Galerie Durand-Ruel, Paris (2640).
Dr. Francis P. Sprague, Boston; his Estate sale, American Art Association, New York, 16 February 1922, lot 41 (illustrated).
Emil Winter, Pittsburgh.
Mrs David Armstrong-Taylor, San Francisco.
Newhouse Galleries Inc., New York (15530).
Literature
A. Robaut, L'Oeuvre de Corot, Catalogue raisonné et illustré, Vol. III, Paris, 1965, no. 2222 (illustrated p. 339).
Exhibited
San Francisco, M. H. de Young Memorial Museum (on loan).

Lot Essay

Painted in December 1871, Le Vallon is a pure landscape, witnessing Corot's almost obstinate faith in nature's harmony in a time of intense political turmoil for France. According to Gary Tinterow, after the bloody conclusion of the Franco-Prussian War and Paris's surrender to the Prussians, Corot is depicting the ancestral soil of French countryside 'as if he meant to reassure the world of art in the face of national calamity... that all was well at Ville-d'Avray, all was well in his studio' (Corot, exh. cat., New York, 1996, p. 346).

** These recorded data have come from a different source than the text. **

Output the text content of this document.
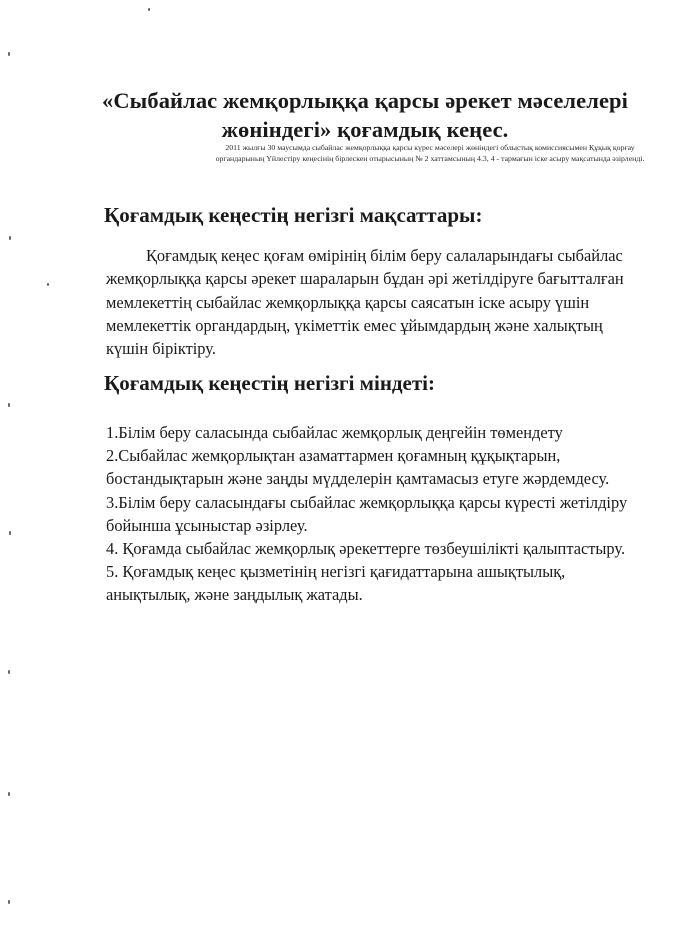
«Сыбайлас жемқорлыққа қарсы әрекет мәселелері жөніндегі» қоғамдық кеңес.
2011 жылғы 30 маусымда сыбайлас жемқорлыққа қарсы күрес мәселері жөніндегі облыстық комиссиясымен Құқық қорғау органдарының Үйлестіру кеңесінің бірлескен отырысының № 2 хаттамсының 4.3, 4 - тармағын іске асыру мақсатында әзірленді.
Қоғамдық кеңестің негізгі мақсаттары:
Қоғамдық кеңес қоғам өмірінің білім беру салаларындағы сыбайлас жемқорлыққа қарсы әрекет шараларын бұдан әрі жетілдіруге бағытталған мемлекеттің сыбайлас жемқорлыққа қарсы саясатын іске асыру үшін мемлекеттік органдардың, үкіметтік емес ұйымдардың және халықтың күшін біріктіру.
Қоғамдық кеңестің негізгі міндеті:
1.Білім беру саласында сыбайлас жемқорлық деңгейін төмендету
2.Сыбайлас жемқорлықтан азаматтармен қоғамның құқықтарын, бостандықтарын және заңды мүдделерін қамтамасыз етуге жәрдемдесу.
3.Білім беру саласындағы сыбайлас жемқорлыққа қарсы күресті жетілдіру бойынша ұсыныстар әзірлеу.
4. Қоғамда сыбайлас жемқорлық әрекеттерге төзбеушілікті қалыптастыру.
5. Қоғамдық кеңес қызметінің негізгі қағидаттарына ашықтылық, анықтылық, және заңдылық жатады.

During the last fifteen years of his life, from 1860 to 1875, Corot established himself as the 'very poet of landscape' (G. Tinterow, ibid, p. 259). These were the years of official recognition and public acclaim: the Emperor himself bought paintings by Corot on two occasions, giving one, La Solitude, to the Empress. None of the disappointments that had marked Corot's experiences at the Salons in the 1840s and 1850s were to sadden his later days: throughout most of the 1860s and 1870s he was either on the Jury of the Salon himself, or hors concours, automatically accepted. 'Salonistes' (reviewers of the Salons) wrote long eulogies about Corot 'the poet of landscape'. Young painters, among them Berthe Morisot, elicited his instruction and approval; Pissarro described himself as a pupil of Corot in the Salon brochures as a measure of respect... And, just as Blanc wrote, Corot was unexpectedly adopted by the proponents of the New Painting; Émile Zola, Théodore Duret, and Edmond Duranty, the key writers of the new school, considered Corot a progenitor of Impressionism. At one point or another in the course of the 1860s, Monet, Renoir, and Sisley each experimented with some of Corot's methods and techniques. Unexpectedly too, Corot, at the very end of his life, dabbled with the blond palette and motifs of modern life that had come to characterize the New Painting' (ibid, p. 260).